Nie zjechaliśmy windą, chociaż mieliśmy taką możliwość. Wybrałem spacer po schodach, nie czując żadnego zmęczenia, nawet pomimo tego, jak długi to był dzień. Domyślałem się, że Lucy już zakopała się w pościel i śpi lub przynajmniej usiłuje zasnąć. Nie chciałem jej przeszkadzać. Z nieodłącznym plecakiem na plecach wyszedłem przed hotel i usiadłem na najbliższej ławce, umiejscowionej tuż obok niewielkiej i raczej młodej sosny. Po swojej prawej stronie miałem wejście do recepcji, a po lewej krzak różowych róż. Lance zajął wolne miejsce tuż obok mnie. Wyjąłem z plecaka nadpoczętą paczkę papierosów i zapalniczkę.
– Ty palisz?
– Następny! Co wam to tak wszystkim przeszkadza? Już wystarczy, że Charles stale mi to wypomina.
– Ale ja nie miałem nic złego na myśli! – Bronił się Kanadyjczyk. – Podzielisz się?
– Och... Jesteś pewien?
– Taaaa, jestem pewien.
Podałem mu paczkę, a sam odpaliłem swojego. Zaciągnąłem się dymem i spojrzałem przed siebie. Dookoła nas panowała cisza zakłócana tylko od czasu do czasu jakimś szelestem, dźwiękiem silnika samochodu na pobliskiej drodze lub szczekaniem psa. Okolica wydawała się spokojna, może nawet zbyt spokojna.
– Pierre...
– Hmmm?
– Pamiętaj, że gdybyś czegoś potrzebował, to zawsze możesz na mnie liczyć.
– Dzięki. Będę pamiętał.
Umilkliśmy, patrząc przed siebie. Liście na pobliskich drzewach lśniły w świetle latarni tuż obok nich, szara ścieżka wybudowana z kostki brukowej prowadząca od parkingu do hotelu na tle otaczającej ją trawy wydawała się najbardziej naturalnym i pasującym do okolicy elementem. W niektórych oknach wciąż paliło się światło, co oznaczało, że tymczasowi lokatorzy jeszcze nie zasnęli lub zasnęli i zapomnieli zgasić lampki. Noc była ciemna, bezgwiezdna. Nie było nawet księżyca.

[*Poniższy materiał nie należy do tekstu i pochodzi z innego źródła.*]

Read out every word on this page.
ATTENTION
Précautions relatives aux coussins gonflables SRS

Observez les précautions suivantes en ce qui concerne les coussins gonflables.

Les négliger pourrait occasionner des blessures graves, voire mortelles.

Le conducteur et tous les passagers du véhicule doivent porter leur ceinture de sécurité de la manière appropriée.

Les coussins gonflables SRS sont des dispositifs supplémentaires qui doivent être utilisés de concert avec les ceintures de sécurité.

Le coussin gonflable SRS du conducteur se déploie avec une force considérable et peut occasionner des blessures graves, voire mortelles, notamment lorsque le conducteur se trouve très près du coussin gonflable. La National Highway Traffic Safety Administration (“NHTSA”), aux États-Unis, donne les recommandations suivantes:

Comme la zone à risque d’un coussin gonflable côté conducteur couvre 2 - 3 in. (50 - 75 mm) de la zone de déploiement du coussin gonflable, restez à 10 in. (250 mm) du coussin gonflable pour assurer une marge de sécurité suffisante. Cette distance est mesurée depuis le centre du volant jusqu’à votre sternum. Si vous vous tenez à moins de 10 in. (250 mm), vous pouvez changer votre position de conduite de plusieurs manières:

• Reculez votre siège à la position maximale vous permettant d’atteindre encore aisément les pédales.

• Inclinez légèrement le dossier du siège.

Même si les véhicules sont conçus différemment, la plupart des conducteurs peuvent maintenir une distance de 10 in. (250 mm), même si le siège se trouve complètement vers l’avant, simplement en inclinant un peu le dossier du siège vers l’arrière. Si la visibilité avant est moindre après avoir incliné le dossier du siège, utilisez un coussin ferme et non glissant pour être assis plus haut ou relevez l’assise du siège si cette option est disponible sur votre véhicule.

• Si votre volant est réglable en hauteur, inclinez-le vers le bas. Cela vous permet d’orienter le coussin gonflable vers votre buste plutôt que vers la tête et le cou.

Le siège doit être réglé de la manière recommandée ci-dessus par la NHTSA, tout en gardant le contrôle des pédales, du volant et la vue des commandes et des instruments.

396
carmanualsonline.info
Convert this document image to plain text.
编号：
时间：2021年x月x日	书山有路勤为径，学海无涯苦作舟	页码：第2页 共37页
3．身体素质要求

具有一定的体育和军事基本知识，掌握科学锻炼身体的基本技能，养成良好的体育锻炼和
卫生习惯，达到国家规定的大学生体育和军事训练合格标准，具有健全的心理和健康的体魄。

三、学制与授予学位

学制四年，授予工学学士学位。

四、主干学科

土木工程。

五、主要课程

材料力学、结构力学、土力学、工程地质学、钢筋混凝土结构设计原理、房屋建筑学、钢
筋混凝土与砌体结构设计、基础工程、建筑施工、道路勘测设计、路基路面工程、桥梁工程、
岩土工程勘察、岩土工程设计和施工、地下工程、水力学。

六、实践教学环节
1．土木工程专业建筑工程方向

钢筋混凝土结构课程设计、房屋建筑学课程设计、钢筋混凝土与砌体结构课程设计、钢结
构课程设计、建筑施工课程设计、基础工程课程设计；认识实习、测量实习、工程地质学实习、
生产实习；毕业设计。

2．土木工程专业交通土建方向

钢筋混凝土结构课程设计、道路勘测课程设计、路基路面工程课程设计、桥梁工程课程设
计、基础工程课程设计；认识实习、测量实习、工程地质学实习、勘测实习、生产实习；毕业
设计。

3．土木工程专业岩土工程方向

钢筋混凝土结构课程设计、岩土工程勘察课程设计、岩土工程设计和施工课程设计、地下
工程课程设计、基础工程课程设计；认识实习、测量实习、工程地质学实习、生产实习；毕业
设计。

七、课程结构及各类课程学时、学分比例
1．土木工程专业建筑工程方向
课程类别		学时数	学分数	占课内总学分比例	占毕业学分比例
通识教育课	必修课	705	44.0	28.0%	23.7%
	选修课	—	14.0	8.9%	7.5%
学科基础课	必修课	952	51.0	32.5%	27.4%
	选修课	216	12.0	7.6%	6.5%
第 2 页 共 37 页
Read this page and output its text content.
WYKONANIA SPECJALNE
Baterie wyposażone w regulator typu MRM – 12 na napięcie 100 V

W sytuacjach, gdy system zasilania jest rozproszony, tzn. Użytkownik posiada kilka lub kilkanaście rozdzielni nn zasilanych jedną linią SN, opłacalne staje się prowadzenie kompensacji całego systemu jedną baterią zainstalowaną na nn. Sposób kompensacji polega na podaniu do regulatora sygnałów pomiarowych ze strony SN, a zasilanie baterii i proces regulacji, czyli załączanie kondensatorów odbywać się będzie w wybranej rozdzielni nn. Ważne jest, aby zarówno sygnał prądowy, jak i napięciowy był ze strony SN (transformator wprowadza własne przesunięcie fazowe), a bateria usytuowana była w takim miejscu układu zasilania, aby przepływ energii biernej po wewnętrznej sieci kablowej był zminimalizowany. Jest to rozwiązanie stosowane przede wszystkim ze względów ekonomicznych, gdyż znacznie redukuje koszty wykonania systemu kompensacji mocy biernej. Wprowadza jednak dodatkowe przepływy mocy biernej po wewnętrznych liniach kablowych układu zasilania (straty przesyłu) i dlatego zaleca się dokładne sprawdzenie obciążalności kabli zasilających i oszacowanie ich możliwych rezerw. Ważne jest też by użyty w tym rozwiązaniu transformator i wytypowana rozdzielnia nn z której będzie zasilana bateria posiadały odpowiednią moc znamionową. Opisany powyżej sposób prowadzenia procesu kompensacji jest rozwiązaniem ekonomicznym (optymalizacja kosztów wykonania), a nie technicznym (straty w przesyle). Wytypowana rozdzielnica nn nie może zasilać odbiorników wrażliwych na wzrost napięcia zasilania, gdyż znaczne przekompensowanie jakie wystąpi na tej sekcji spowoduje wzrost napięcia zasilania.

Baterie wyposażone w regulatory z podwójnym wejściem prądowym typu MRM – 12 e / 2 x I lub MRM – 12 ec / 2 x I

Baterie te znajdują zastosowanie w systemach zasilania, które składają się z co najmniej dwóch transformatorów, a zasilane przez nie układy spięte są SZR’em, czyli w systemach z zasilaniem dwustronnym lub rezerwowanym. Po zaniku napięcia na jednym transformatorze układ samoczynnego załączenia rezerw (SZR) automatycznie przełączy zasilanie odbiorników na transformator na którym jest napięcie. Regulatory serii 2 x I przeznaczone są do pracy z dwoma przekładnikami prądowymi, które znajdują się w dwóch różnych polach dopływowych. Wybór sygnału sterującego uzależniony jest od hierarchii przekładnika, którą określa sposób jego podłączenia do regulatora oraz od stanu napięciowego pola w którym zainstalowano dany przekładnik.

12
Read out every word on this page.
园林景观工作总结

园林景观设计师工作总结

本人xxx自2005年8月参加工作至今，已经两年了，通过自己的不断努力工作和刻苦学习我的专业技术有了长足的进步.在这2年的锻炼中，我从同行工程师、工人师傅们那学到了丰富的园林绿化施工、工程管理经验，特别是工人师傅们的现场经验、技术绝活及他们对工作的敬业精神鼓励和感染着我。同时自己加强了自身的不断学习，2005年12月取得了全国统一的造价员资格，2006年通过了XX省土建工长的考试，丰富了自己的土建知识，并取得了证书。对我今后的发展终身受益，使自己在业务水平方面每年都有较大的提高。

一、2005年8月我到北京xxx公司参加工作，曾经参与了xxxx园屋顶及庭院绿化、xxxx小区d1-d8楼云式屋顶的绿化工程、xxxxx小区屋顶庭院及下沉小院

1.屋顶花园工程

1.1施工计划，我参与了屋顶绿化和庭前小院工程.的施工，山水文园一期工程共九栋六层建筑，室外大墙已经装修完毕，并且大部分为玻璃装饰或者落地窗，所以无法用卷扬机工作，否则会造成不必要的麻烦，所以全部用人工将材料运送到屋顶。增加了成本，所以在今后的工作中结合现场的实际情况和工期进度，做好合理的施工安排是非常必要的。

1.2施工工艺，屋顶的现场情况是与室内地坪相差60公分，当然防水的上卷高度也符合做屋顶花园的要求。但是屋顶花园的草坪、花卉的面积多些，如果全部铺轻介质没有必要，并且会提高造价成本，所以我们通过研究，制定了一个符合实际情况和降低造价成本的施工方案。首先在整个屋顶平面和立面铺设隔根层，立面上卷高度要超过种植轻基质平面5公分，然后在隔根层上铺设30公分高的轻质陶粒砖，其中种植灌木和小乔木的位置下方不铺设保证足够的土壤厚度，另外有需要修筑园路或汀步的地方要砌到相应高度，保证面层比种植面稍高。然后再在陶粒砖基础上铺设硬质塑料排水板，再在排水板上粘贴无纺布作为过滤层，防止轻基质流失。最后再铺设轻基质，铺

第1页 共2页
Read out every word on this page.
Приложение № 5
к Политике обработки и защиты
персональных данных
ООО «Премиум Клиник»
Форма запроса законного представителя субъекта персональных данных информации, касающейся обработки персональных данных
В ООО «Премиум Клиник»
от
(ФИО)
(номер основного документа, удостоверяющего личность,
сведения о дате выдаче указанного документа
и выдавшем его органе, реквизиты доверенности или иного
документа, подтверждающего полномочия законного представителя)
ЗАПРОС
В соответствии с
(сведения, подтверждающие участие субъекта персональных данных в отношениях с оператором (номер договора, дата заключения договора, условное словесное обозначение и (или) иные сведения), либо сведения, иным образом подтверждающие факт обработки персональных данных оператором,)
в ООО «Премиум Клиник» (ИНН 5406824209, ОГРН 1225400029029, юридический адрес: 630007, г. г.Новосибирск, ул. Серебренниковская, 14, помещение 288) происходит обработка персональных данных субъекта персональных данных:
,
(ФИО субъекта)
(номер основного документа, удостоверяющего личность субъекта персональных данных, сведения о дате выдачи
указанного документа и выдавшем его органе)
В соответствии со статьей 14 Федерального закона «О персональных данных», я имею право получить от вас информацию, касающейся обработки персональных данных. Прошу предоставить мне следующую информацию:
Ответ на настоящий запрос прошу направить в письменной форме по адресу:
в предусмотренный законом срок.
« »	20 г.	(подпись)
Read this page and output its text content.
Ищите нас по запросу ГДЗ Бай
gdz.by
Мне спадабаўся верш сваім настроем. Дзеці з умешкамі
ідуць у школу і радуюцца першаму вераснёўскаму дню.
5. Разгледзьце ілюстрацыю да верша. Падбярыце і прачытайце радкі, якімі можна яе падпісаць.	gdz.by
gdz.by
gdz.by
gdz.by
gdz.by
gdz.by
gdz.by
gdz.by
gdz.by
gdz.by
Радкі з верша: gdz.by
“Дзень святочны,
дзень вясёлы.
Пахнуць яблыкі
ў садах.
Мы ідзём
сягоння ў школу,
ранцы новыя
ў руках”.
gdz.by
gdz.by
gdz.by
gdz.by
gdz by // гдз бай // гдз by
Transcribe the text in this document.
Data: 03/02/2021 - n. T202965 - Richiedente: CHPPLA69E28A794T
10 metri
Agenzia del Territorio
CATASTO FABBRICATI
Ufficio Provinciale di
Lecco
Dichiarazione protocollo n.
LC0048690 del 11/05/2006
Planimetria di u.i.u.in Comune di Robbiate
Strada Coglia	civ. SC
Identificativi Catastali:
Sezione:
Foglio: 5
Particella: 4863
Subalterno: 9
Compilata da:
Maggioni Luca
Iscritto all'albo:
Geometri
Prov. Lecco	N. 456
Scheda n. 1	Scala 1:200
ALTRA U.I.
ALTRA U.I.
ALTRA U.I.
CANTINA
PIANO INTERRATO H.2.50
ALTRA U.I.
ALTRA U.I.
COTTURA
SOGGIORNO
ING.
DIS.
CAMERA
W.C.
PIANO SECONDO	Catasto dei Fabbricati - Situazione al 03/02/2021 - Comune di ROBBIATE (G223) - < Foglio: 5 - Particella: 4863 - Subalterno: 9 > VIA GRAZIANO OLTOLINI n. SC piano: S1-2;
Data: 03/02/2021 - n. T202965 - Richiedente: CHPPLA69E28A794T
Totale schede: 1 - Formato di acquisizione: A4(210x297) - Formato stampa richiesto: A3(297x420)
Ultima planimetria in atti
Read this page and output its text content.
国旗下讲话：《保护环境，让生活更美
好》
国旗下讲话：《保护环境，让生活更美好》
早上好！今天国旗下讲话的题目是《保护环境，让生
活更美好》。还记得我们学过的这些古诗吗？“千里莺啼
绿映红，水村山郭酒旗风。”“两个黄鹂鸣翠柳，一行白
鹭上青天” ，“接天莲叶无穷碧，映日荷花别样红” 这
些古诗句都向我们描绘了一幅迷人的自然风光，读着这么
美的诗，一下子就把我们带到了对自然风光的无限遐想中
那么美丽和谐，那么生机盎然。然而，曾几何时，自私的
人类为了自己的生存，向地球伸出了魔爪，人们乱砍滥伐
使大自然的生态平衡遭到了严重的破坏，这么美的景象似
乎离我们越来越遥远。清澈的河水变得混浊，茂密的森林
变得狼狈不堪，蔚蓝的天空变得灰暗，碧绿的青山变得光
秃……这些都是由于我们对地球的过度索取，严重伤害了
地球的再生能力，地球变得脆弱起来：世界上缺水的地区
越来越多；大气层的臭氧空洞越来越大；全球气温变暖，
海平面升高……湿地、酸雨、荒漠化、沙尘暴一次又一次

Rzuciłem okiem na mojego towarzysza. Siedział przygarbiony na ławce, lekko pochylony do przodu, z łokciami opartymi na kolanach i powoli zaciągał się dymem. Wyglądał na pogrążonego w myślach, co dało mi okazję do dokładnych obserwacji. Dopiero teraz odkryłem, że jego ciemne oczy otoczone są gęstymi, długimi, czarnymi rzęsami, a jego usta wyglądają na kusząco miękkie. Odpędziłem z głowy myśl o tym, by sprawdzić, czy rzeczywiście są tak miękkie, jak wyglądają, podobnie jak zastanawianie się nad tym, jakie w dotyku są jego włosy, ciemne, nieco dłuższe, zadbane, lekko błyszczące w słabym świetle latarni ciemne włosy, po których potrafiłem go rozpoznać już z daleka.
– Przyglądasz mi się – Ni to stwierdził, ni zapytał, wciąż wpatrując się w różowoczerwony, żarzący się czubek papierosa, którego trzymał pomiędzy dwoma palcami lewej ręki.
– Przepraszam, jeśli ci to przeszkadza. – Zawstydziło mnie to, że dałem się tak łatwo przyłapać. To wcale nie tak, że gapiłem się na niego jakoś bardzo natrętnie, po prostu odnosiłem wrażenie, że widzę go pierwszy raz w życiu. Może poniekąd tak właśnie było? W końcu jeszcze do niedawna nie mieliśmy ze sobą jakichś bliższych relacji.
– To mi absolutnie nie przeszkadza. – Wreszcie spojrzał na mnie, a ja znów poczułem, jak moje serce wykonały gwałtownego fikołka. Jeszcze nigdy tak się nie czułem, nie wiedziałem, co mam o tym myśleć. Nie chciałem, żeby ta chwila kiedykolwiek się kończyła. Niewiele rozmawialiśmy, lecz sama obecność Lance'a sprawiała, że czułem się lepiej. – Wiem, że jestem zabójczo przystojny.
Powiedział to z taką pewnością siebie, że nie mogłem powstrzymać cisnącego się na usta uśmiechu.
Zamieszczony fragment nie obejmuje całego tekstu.